Rare solid tumors of the pancreas can be misinterpreted as primary pancreatic cancer. The aim of this study was to report our experience in the treatment of patients with rare tumor lesions of the pancreas and to discuss clinical and pathological characteristics in the context of the role of surgery. Data from patients of our prospective data-base with rare benign and malignant tumors of the pancreas, treated in our division from January 2004 to August 2010, were analyzed retrospectively. One-thousand and ninety-eight patients with solid tumors of the pancreas underwent pancreatic surgery. In 19 patients (10 women, 9 men) with a mean age of 57 years (range: 20-74 years) rare pancreatic tumors (metastasis, solid pseudopapillary tumor, teratoma, hemangioma, accessory spleen, lymphoepithelial cyst, hamartoma, sarcoidosis, yolk sac tumor) were the reason for surgical intervention.
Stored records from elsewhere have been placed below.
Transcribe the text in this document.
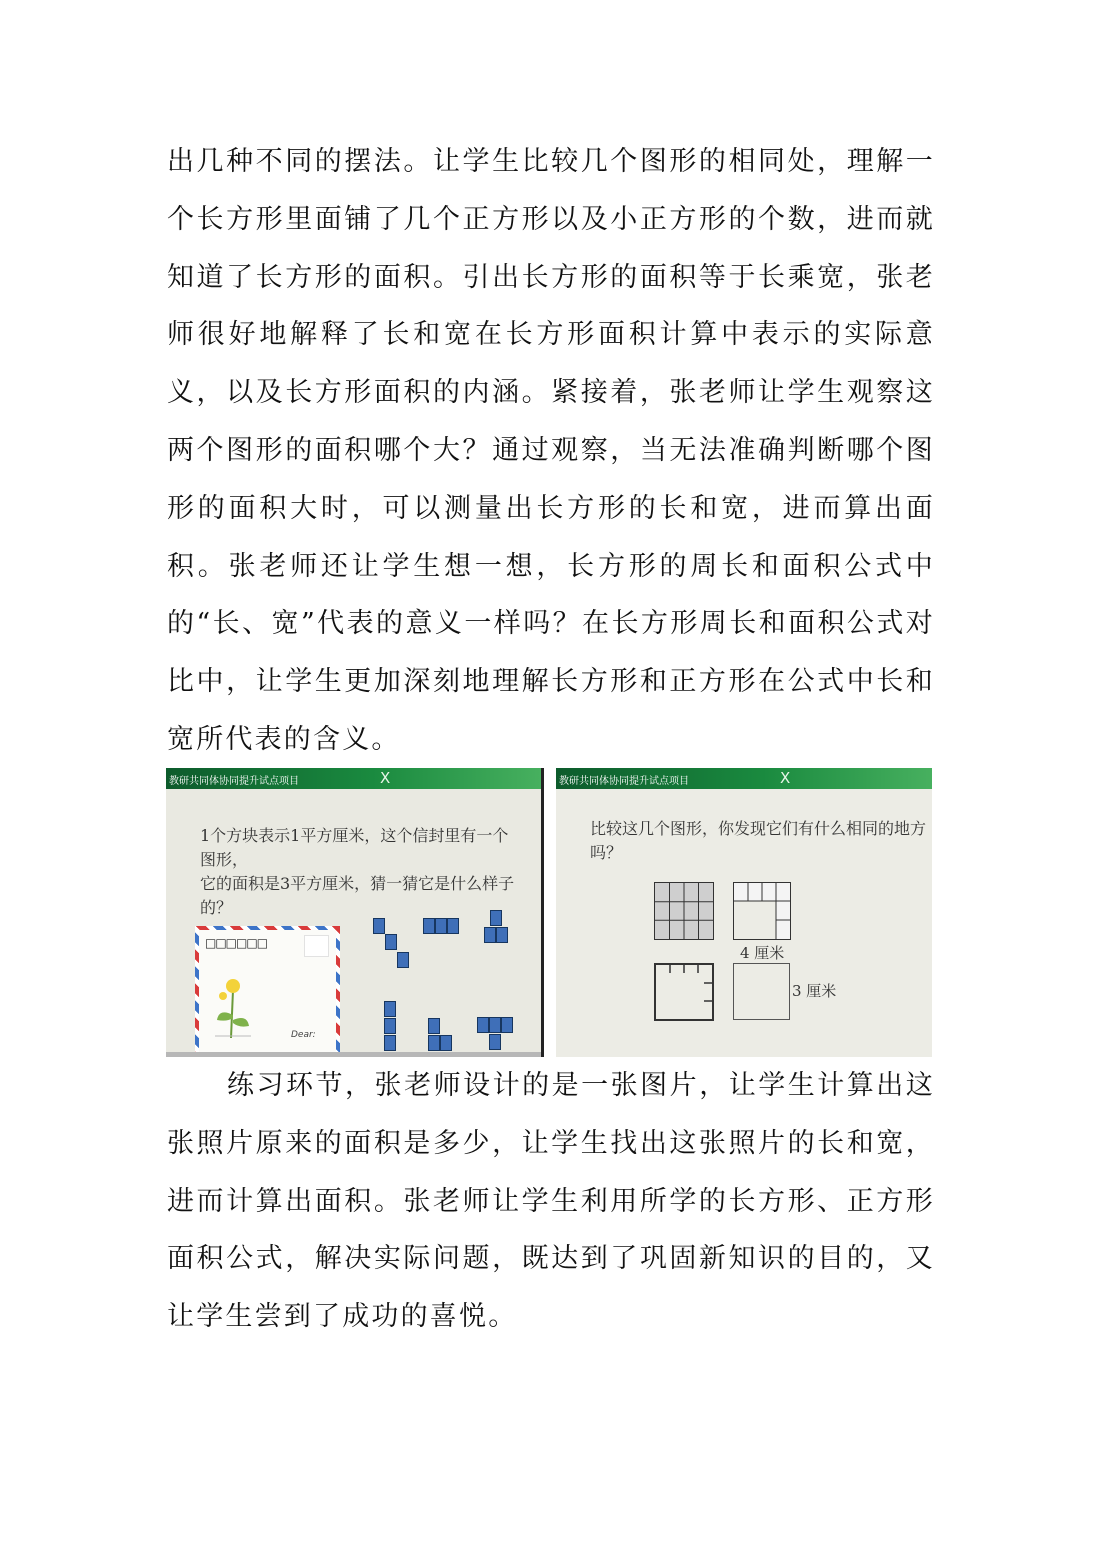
出几种不同的摆法。让学生比较几个图形的相同处，理解一个长方形里面铺了几个正方形以及小正方形的个数，进而就知道了长方形的面积。引出长方形的面积等于长乘宽，张老师很好地解释了长和宽在长方形面积计算中表示的实际意义，以及长方形面积的内涵。紧接着，张老师让学生观察这两个图形的面积哪个大？通过观察，当无法准确判断哪个图形的面积大时，可以测量出长方形的长和宽，进而算出面积。张老师还让学生想一想，长方形的周长和面积公式中的“长、宽”代表的意义一样吗？在长方形周长和面积公式对比中，让学生更加深刻地理解长方形和正方形在公式中长和宽所代表的含义。

教研共同体协同提升试点项目	X
1个方块表示1平方厘米，这个信封里有一个图形，
它的面积是3平方厘米，猜一猜它是什么样子的？
□□□□□□
Dear:
教研共同体协同提升试点项目	X
比较这几个图形，你发现它们有什么相同的地方吗？
4 厘米
3 厘米

练习环节，张老师设计的是一张图片，让学生计算出这张照片原来的面积是多少，让学生找出这张照片的长和宽，进而计算出面积。张老师让学生利用所学的长方形、正方形面积公式，解决实际问题，既达到了巩固新知识的目的，又让学生尝到了成功的喜悦。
If rare benign and malignant pancreatic tumors, intrapancreatic metastasis, as well as pancreatic malformations or other abnormalities, present themselves as solid masses of the pancreas, they constitute an important differential diagnosis to primary pancreatic neoplasia, e.g. pancreatic ductal adenocarcinoma. Clinical imaging techniques cannot always rule out malignancy, thus operative exploration often remains the treatment of choice to provide the correct diagnosis and initiate adequate surgical therapy.